Petrobras, which has spearheaded Brazils push to self-sufficiency from heavy dependence on imported oil 30 years ago, will more than double oil production to 4.2 million barrels a day in 2015 from 1.9 million barrels today.
With the latest discoveries, the South Atlantic will become a huge oil producer, predicted Jose Sergio Gabrielli de Azvedo, its chief executive.
Roger Agnelli of CVRD waved away the US (Its full of debt) to focus on the companys ambitions in Asia.
It was imperative to be there, he said, because thats where growth, capital and ambition are. China, he noted, will account for 55% of iron ore consumption, 31.6% of nickel, and 42% of aluminium by 2012. Case closed.
Like many other big emerging market corporations, CVRD has been on a buying spree. Its not just sovereign wealth funds that are acquiring first-world companies these days. Its the new giants of the NAN (newly acquisitive nations).
Emerging market mergers and acquisitions are up 17% this year to $218 billion (about Rs9 trillion), while for the rest of the world theyre down 43% to $991 billion, according to Thomson Reuters.
The 2007 Unctad World Investment Report said developing world direct foreign investment (FDI) totalled $193 billion in 2006, compared with a 1990s annual average of $54 billion. The US 2006 figure was $216.6 billion.
CVRD bought Canadas Vale Inco, a nickel miner, for $17 billion in 2006. It came close to acquiring the Anglo-Swiss miner Xstrata Plc. for $90 billion this year. Just last week, Indias Vedanta Resources Plc.

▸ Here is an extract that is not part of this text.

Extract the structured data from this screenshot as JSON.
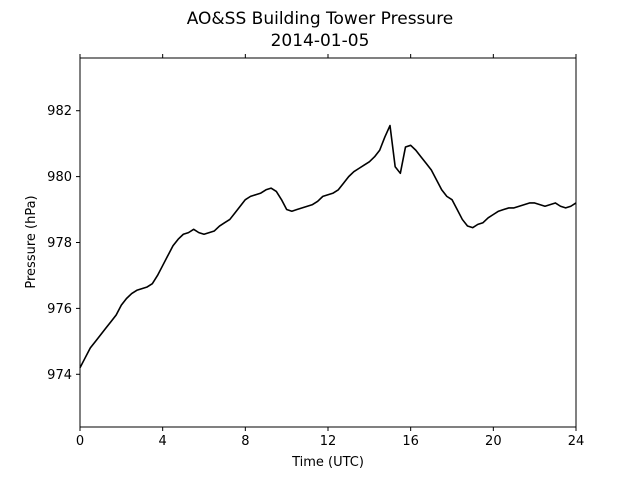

reached a $2.6 billion deal to buy US copper miner Asarco Llc. That deal is being challenged by Grupo Mexico, creating a Latin AmericanAsian fight for a US company.
If you have trouble getting your mind around that, try standing on your head.
Thats also a good position from which to view Indias Tata Motors Ltd agreeing to buy Land Rover and Jaguar from Ford Motor Co. for $2.3 billion, or Tata Steel Ltds acquisition last year of the Anglo-Dutch Corus Group Plc.
steel company for $12 billion.
Globalization is now a two-way street; in fact its an Indian street with traffic weaving in all directions.
In an inverted world, not only have developing economies become dominant forces in global exports in the space of a few years, but their companies are becoming major players in the global economy, challenging the incumbents that dominated the international scene in the 20th century, said Claudio Frischtak, a Brazilian economist and consultant.
A shift in economic power is under way, whose implications the developed world has not grasped. Of course, the G-8 and the permanent membership of the UN Security Council need to be expanded to reflect this change. The 21st century cant be handled with 20th-century institutions.
Thats obvious. Less obvious is how the US, which underwrites global security at vast expense, begins to share this burden, so that the new multi-polarity of wealth is reflected in a multi-polarity of security commitments.
Headstands are in order for the next US president.